Но вернемся к потерянному портрету Софи Волан. Желание увидеть, хотя бы мысленно, лицо женщины, которую любил Дидро, мы можем, увы, утолить лишь общими рассуждениями о типе женской красоты в XVIII веке. Чтобы лучше понять этот тип — с неправильными, подвижными, мелкими чертами лица, часто изрытого оспой, как у возлюбленной Д’Аламбера Юлии Леспинас, — вообразим для контраста Венеру Милосскую или любую из античных статуй: ведь более далекого от античного идеала типа женской красоты, чем в XVIII веке, мир не видел. И это был век, когда любили, как никогда!

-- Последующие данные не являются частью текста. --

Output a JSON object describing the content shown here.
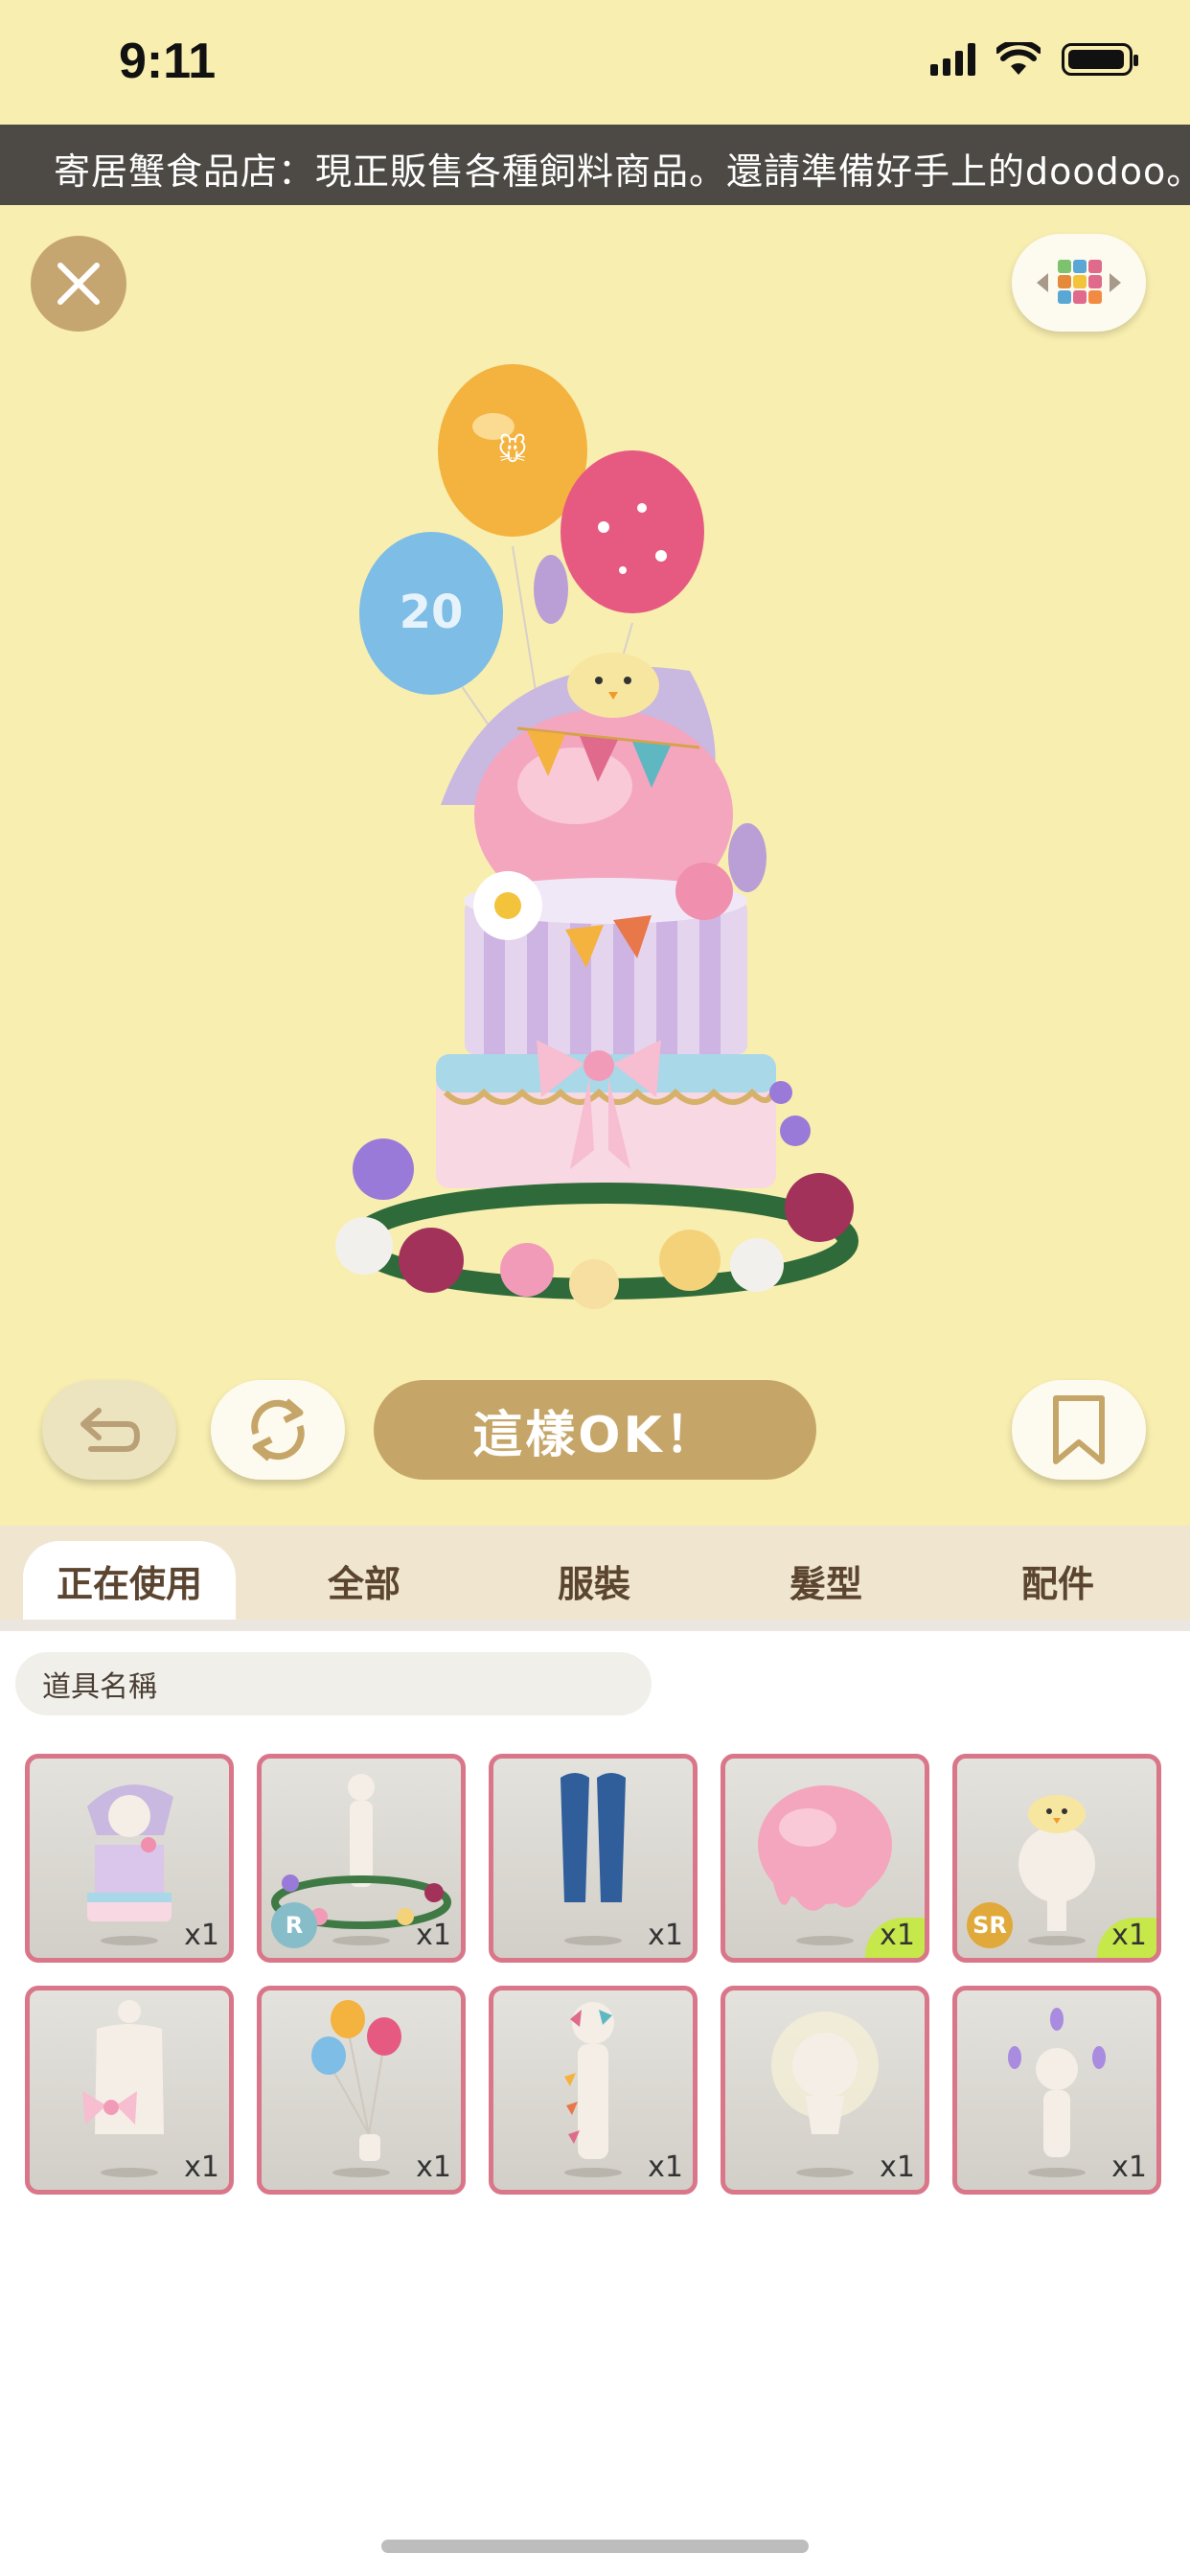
{
  "status_bar": {
    "time": "9:11"
  },
  "ticker": {
    "text": "寄居蟹食品店：現正販售各種飼料商品。還請準備好手上的doodoo。"
  },
  "actions": {
    "ok_label": "這樣OK！"
  },
  "tabs": [
    {
      "label": "正在使用",
      "active": true
    },
    {
      "label": "全部",
      "active": false
    },
    {
      "label": "服裝",
      "active": false
    },
    {
      "label": "髮型",
      "active": false
    },
    {
      "label": "配件",
      "active": false
    }
  ],
  "search": {
    "placeholder": "道具名稱"
  },
  "items": [
    {
      "icon": "cake-outfit-icon",
      "qty": "x1"
    },
    {
      "icon": "flower-ring-icon",
      "qty": "x1",
      "rarity": "R"
    },
    {
      "icon": "blue-pants-icon",
      "qty": "x1"
    },
    {
      "icon": "pink-scoop-hair-icon",
      "qty": "x1",
      "new": true
    },
    {
      "icon": "chick-hat-icon",
      "qty": "x1",
      "rarity": "SR",
      "new": true
    },
    {
      "icon": "bow-top-icon",
      "qty": "x1"
    },
    {
      "icon": "balloons-icon",
      "qty": "x1"
    },
    {
      "icon": "bunting-icon",
      "qty": "x1"
    },
    {
      "icon": "glow-aura-icon",
      "qty": "x1"
    },
    {
      "icon": "purple-flames-icon",
      "qty": "x1"
    }
  ],
  "colors": {
    "background": "#f8eeb0",
    "accent": "#c6a668",
    "item_border": "#d9768a",
    "new_badge": "#c7e84a",
    "rarity_r": "#86bdc9",
    "rarity_sr": "#e0a93a"
  }
}
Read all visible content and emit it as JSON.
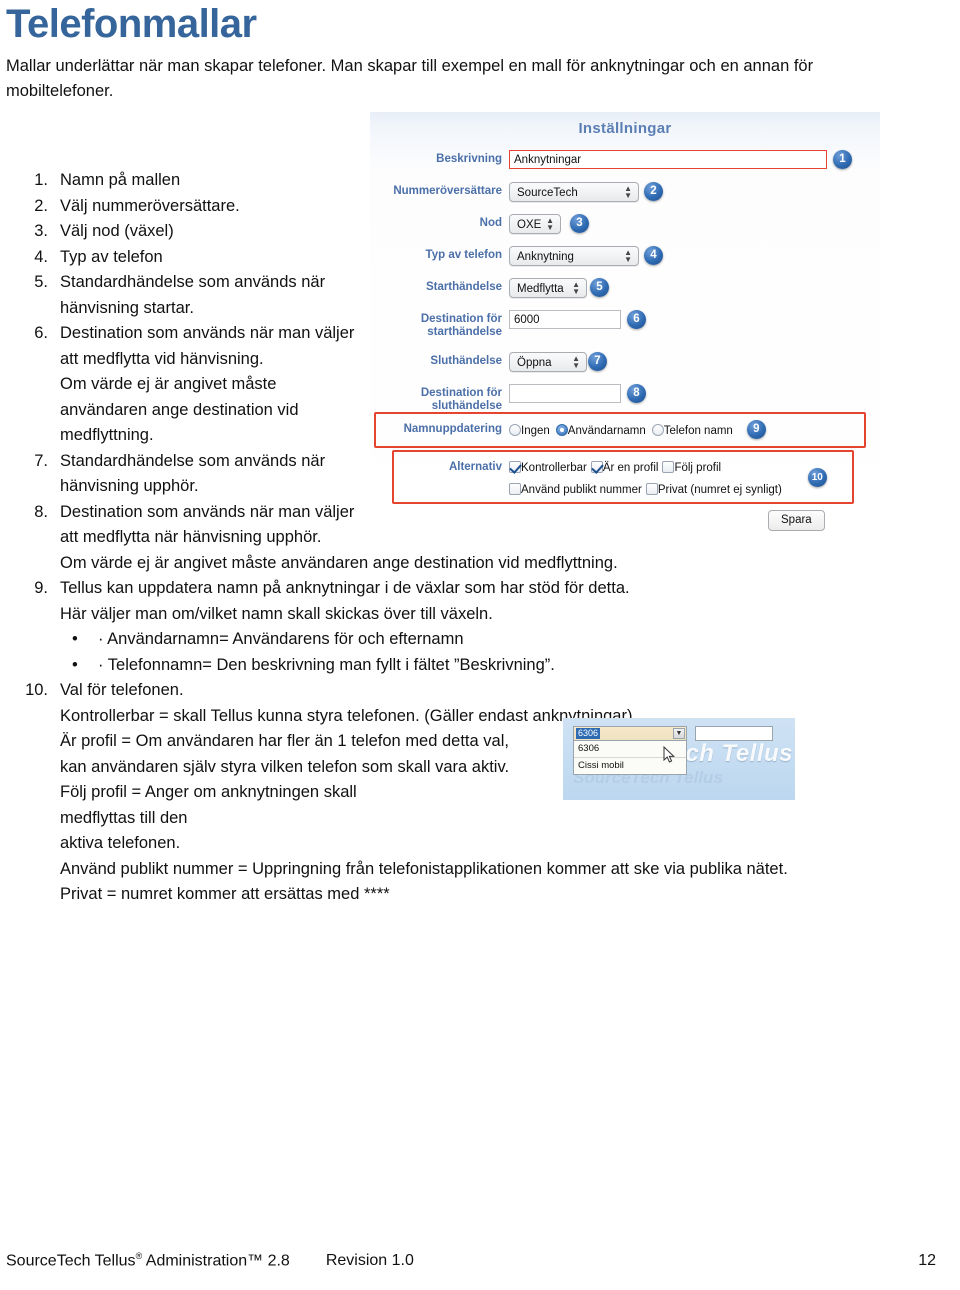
{
  "document": {
    "title": "Telefonmallar",
    "intro": "Mallar underlättar när man skapar telefoner. Man skapar till exempel en mall för anknytningar och en annan för mobiltelefoner."
  },
  "list": [
    {
      "num": "1.",
      "text": "Namn på mallen",
      "width": "narrow"
    },
    {
      "num": "2.",
      "text": "Välj nummeröversättare.",
      "width": "narrow"
    },
    {
      "num": "3.",
      "text": "Välj nod (växel)",
      "width": "narrow"
    },
    {
      "num": "4.",
      "text": "Typ av telefon",
      "width": "narrow"
    },
    {
      "num": "5.",
      "text": "Standardhändelse som används när hänvisning startar.",
      "width": "narrow"
    },
    {
      "num": "6.",
      "text": "Destination som används när man väljer att medflytta vid hänvisning.",
      "width": "narrow"
    },
    {
      "num": "",
      "text": "Om värde ej är angivet måste användaren ange destination vid medflyttning.",
      "width": "narrow"
    },
    {
      "num": "7.",
      "text": "Standardhändelse som används när hänvisning upphör.",
      "width": "narrow"
    },
    {
      "num": "8.",
      "text": "Destination som används när man väljer att medflytta när hänvisning upphör.",
      "width": "narrow"
    },
    {
      "num": "",
      "text": "Om värde ej är angivet måste användaren ange destination vid medflyttning.",
      "width": "wide"
    },
    {
      "num": "9.",
      "text": "Tellus kan uppdatera namn på anknytningar i de växlar som har stöd för detta.",
      "width": "wide"
    },
    {
      "num": "",
      "text": "Här väljer man om/vilket namn skall skickas över till växeln.",
      "width": "wide"
    }
  ],
  "bullets": [
    {
      "dot": "•",
      "text": "· Användarnamn= Användarens för och efternamn"
    },
    {
      "dot": "•",
      "text": "· Telefonnamn= Den beskrivning man fyllt i fältet ”Beskrivning”."
    }
  ],
  "list_tail": [
    {
      "num": "10.",
      "text": "Val för telefonen.",
      "width": "wide"
    },
    {
      "num": "",
      "text": "Kontrollerbar = skall Tellus kunna styra telefonen. (Gäller endast anknytningar)",
      "width": "wide"
    },
    {
      "num": "",
      "text": "Är profil = Om användaren har fler än 1 telefon med detta val,",
      "width": "wide"
    },
    {
      "num": "",
      "text": "kan användaren själv styra vilken telefon som skall vara aktiv.",
      "width": "wide"
    },
    {
      "num": "",
      "text": "Följ profil = Anger om anknytningen skall medflyttas till den",
      "width": "narrow-tail"
    },
    {
      "num": "",
      "text": "aktiva telefonen.",
      "width": "narrow-tail"
    },
    {
      "num": "",
      "text": "Använd publikt nummer = Uppringning från telefonistapplikationen kommer att ske via publika nätet.",
      "width": "wide"
    },
    {
      "num": "",
      "text": "Privat = numret kommer att ersättas med ****",
      "width": "wide"
    }
  ],
  "screenshot": {
    "title": "Inställningar",
    "fields": {
      "beskrivning": {
        "label": "Beskrivning",
        "value": "Anknytningar",
        "badge": "1"
      },
      "nummeroversattare": {
        "label": "Nummeröversättare",
        "value": "SourceTech",
        "badge": "2"
      },
      "nod": {
        "label": "Nod",
        "value": "OXE",
        "badge": "3"
      },
      "typ_av_telefon": {
        "label": "Typ av telefon",
        "value": "Anknytning",
        "badge": "4"
      },
      "starthandelse": {
        "label": "Starthändelse",
        "value": "Medflytta",
        "badge": "5"
      },
      "destination_start": {
        "label": "Destination för starthändelse",
        "value": "6000",
        "badge": "6"
      },
      "sluthandelse": {
        "label": "Sluthändelse",
        "value": "Öppna",
        "badge": "7"
      },
      "destination_slut": {
        "label": "Destination för sluthändelse",
        "value": "",
        "badge": "8"
      },
      "namnuppdatering": {
        "label": "Namnuppdatering",
        "badge": "9"
      },
      "alternativ": {
        "label": "Alternativ",
        "badge": "10"
      }
    },
    "radios": [
      {
        "label": "Ingen",
        "checked": false
      },
      {
        "label": "Användarnamn",
        "checked": true
      },
      {
        "label": "Telefon namn",
        "checked": false
      }
    ],
    "checkboxes_row1": [
      {
        "label": "Kontrollerbar",
        "checked": true
      },
      {
        "label": "Är en profil",
        "checked": true
      },
      {
        "label": "Följ profil",
        "checked": false
      }
    ],
    "checkboxes_row2": [
      {
        "label": "Använd publikt nummer",
        "checked": false
      },
      {
        "label": "Privat (numret ej synligt)",
        "checked": false
      }
    ],
    "save_button": "Spara",
    "accent_blue": "#2f6bb3",
    "highlight_red": "#e5452e",
    "label_blue": "#4b6fa8"
  },
  "mini_screenshot": {
    "combo_selected": "6306",
    "dropdown_items": [
      "6306",
      "Cissi mobil"
    ],
    "watermark": "ch Tellus",
    "watermark_faded": "SourceTech Tellus"
  },
  "footer": {
    "product": "SourceTech Tellus",
    "registered": "®",
    "product_tail": " Administration™ 2.8",
    "revision": "Revision 1.0",
    "page": "12"
  }
}
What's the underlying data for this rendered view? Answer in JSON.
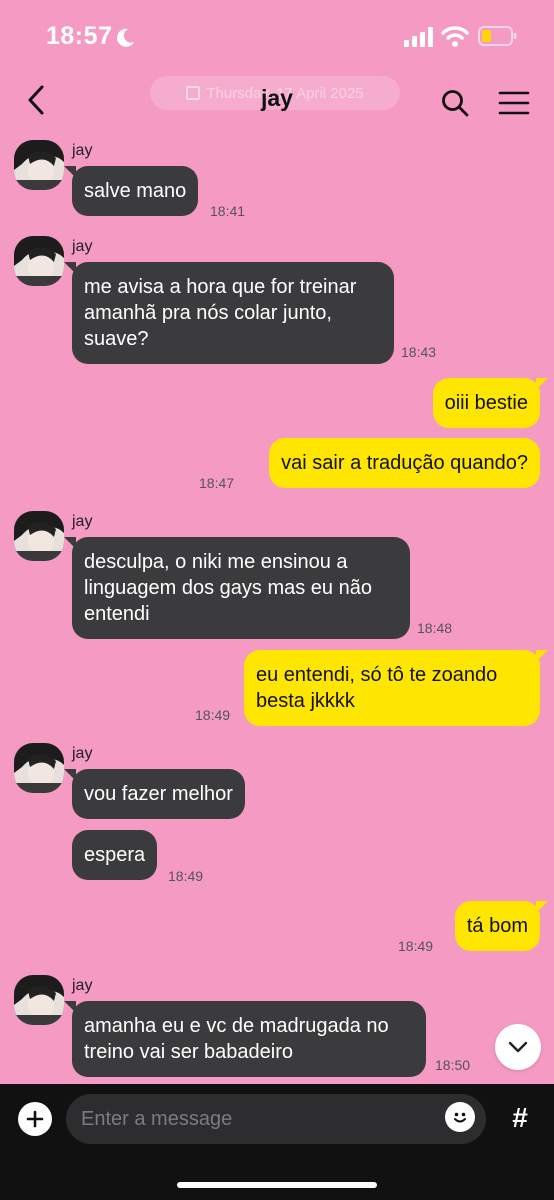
{
  "status_bar": {
    "time": "18:57",
    "battery_color": "#ffd60a"
  },
  "header": {
    "title": "jay",
    "date_label": "Thursday, 17 April 2025"
  },
  "messages": [
    {
      "direction": "in",
      "sender": "jay",
      "text": "salve mano",
      "time": "18:41"
    },
    {
      "direction": "in",
      "sender": "jay",
      "text": "me avisa a hora que for treinar amanhã pra nós colar junto, suave?",
      "time": "18:43"
    },
    {
      "direction": "out",
      "text": "oiii bestie"
    },
    {
      "direction": "out",
      "text": "vai sair a tradução quando?",
      "time": "18:47"
    },
    {
      "direction": "in",
      "sender": "jay",
      "text": "desculpa, o niki me ensinou a linguagem dos gays mas eu não entendi",
      "time": "18:48"
    },
    {
      "direction": "out",
      "text": "eu entendi, só tô te zoando besta jkkkk",
      "time": "18:49"
    },
    {
      "direction": "in",
      "sender": "jay",
      "text": "vou fazer melhor"
    },
    {
      "direction": "in",
      "text": "espera",
      "time": "18:49"
    },
    {
      "direction": "out",
      "text": "tá bom",
      "time": "18:49"
    },
    {
      "direction": "in",
      "sender": "jay",
      "text": "amanha eu e vc de madrugada no treino vai ser babadeiro",
      "time": "18:50"
    }
  ],
  "composer": {
    "placeholder": "Enter a message",
    "hash_label": "#"
  },
  "colors": {
    "background": "#f49ac3",
    "incoming_bubble": "#3b3b3d",
    "outgoing_bubble": "#ffe600",
    "composer": "#111111"
  }
}
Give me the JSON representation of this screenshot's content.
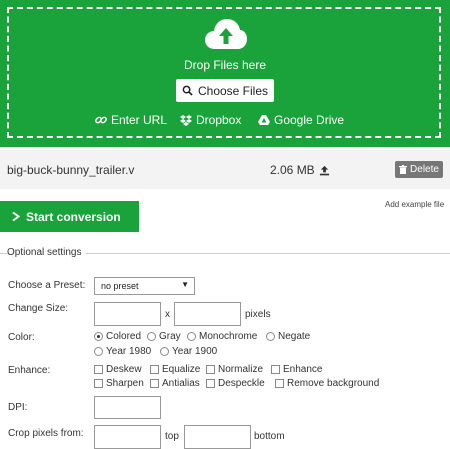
{
  "dropzone": {
    "text": "Drop Files here",
    "choose_files": "Choose Files",
    "enter_url": "Enter URL",
    "dropbox": "Dropbox",
    "google_drive": "Google Drive"
  },
  "file": {
    "name": "big-buck-bunny_trailer.v",
    "size": "2.06 MB",
    "delete_label": "Delete"
  },
  "actions": {
    "start": "Start conversion",
    "add_example": "Add example file"
  },
  "optional": {
    "title": "Optional settings",
    "preset_label": "Choose a Preset:",
    "preset_value": "no preset",
    "size_label": "Change Size:",
    "size_x": "x",
    "size_unit": "pixels",
    "color_label": "Color:",
    "color_options": [
      "Colored",
      "Gray",
      "Monochrome",
      "Negate",
      "Year 1980",
      "Year 1900"
    ],
    "color_selected": "Colored",
    "enhance_label": "Enhance:",
    "enhance_options": [
      "Deskew",
      "Equalize",
      "Normalize",
      "Enhance",
      "Sharpen",
      "Antialias",
      "Despeckle",
      "Remove background"
    ],
    "dpi_label": "DPI:",
    "crop_label": "Crop pixels from:",
    "crop_top": "top",
    "crop_bottom": "bottom"
  },
  "colors": {
    "accent": "#1aa33a",
    "delete_bg": "#777777"
  }
}
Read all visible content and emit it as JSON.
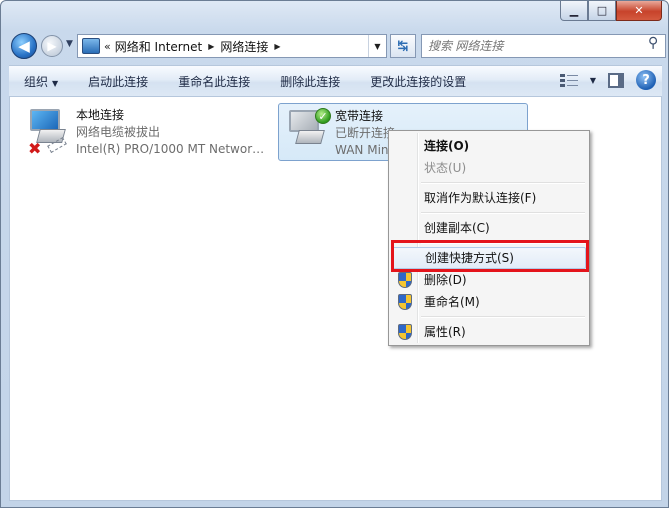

Для меня долгое время было загадкой то, что именно в античном мире, где женщину не любили, не видя в ней существа, равного по сердцу и уму мужчине, что именно в этом, не понимающем и не любящем женщину мире созданы в камне непревзойденные образы идеальной женской красоты. Потом я понял: это можно было создать, лишь не любя. Живая, земная любовь и подобное неземное совершенство — «две вещи не совместные». Мы помним миф о Пигмалионе: он изваял статую женщины — само совершенство — и умолил Афродиту, богиню любви, ее оживить, чтобы статуя стала его женой. Афродита, как известно, пошла навстречу его желанию: статуя стала живой женщиной. О дальнейшем миф умалчивает. Но мне кажется, что если бы это было не мифом, а реальностью, Пигмалион обратился бы опять к Афродите, на этот раз с мольбой, чтобы его любимая стала менее совершенной.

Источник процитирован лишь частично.